Los bajos niveles de energía no siempre están relacionados con la falta de sueño o el estrés. A menudo, simplemente subestimamos el impacto de nuestra dieta. Algunos alimentos pueden literalmente "apagarnos" después de comer, provocando somnolencia, apatía o incluso debilidad. Estos son algunos de los ejemplos más comunes.
Alcohol. En dosis moderadas, no es peligroso, pero su consumo excesivo, especialmente por la noche, debilita el sistema nervioso. Después, el cuerpo gasta mucha energía en recuperarse, lo que a menudo se manifiesta como fatiga por la mañana.
Azúcar. Un aumento brusco de la glucosa en sangre produce una breve sensación de euforia. Pero luego viene una caída igualmente brusca, y te quedas sin fuerzas.

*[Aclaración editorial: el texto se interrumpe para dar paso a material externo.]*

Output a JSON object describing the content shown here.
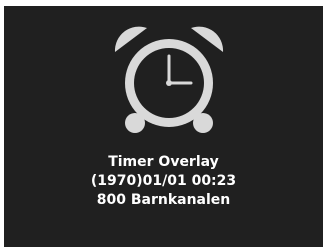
{
  "overlay": {
    "icon": "alarm-clock-icon",
    "title": "Timer Overlay",
    "datetime": "(1970)01/01 00:23",
    "channel": "800 Barnkanalen"
  },
  "colors": {
    "background": "#202020",
    "icon": "#d9d9d9",
    "text": "#ffffff"
  }
}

Las fluctuaciones regulares de azúcar en sangre agotan el equilibrio energético del cuerpo.
Comida rápida. La comida rápida tiene un alto contenido de grasa y sodio, pero poca o ninguna fibra o micronutrientes. El consumo regular de estos alimentos puede desplazar a los alimentos nutritivos, lo que puede provocar fatiga crónica.

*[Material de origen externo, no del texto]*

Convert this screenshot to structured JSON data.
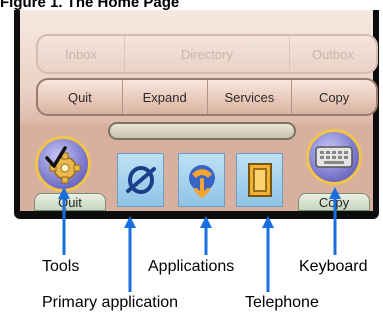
{
  "header": {
    "text": "Figure 1. The Home Page"
  },
  "top_row": [
    "Inbox",
    "Directory",
    "Outbox"
  ],
  "command_row": [
    "Quit",
    "Expand",
    "Services",
    "Copy"
  ],
  "tabs": {
    "left": "Quit",
    "right": "Copy"
  },
  "callouts": {
    "tools": "Tools",
    "applications": "Applications",
    "keyboard": "Keyboard",
    "primary_application": "Primary application",
    "telephone": "Telephone"
  },
  "colors": {
    "arrow": "#1a6fe0",
    "button_ring": "#f1c54a",
    "tile": "#a8d2ee"
  }
}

Cafeína. En pequeñas dosis, es un estimulante útil. Sin embargo, el consumo excesivo de café o bebidas energéticas hace que el cuerpo empiece a funcionar a crédito. Como resultado, se produce una disminución de la sensibilidad a la cafeína y un agotamiento más profundo.
Carbohidratos refinados. El pan blanco, la pasta blanca y el arroz blanco provocan un aumento repentino del azúcar en la sangre, lo que, al igual que los dulces, provoca una breve explosión de energía seguida de una caída brusca. Además, la falta de fibra en estos alimentos altera la digestión, lo que también afecta la salud general.
En lugar de suplementos energéticos rápidos, es mejor optar por fuentes de energía lentas: cereales integrales, verduras, proteínas y suficiente agua. Tu energía depende directamente de tus decisiones.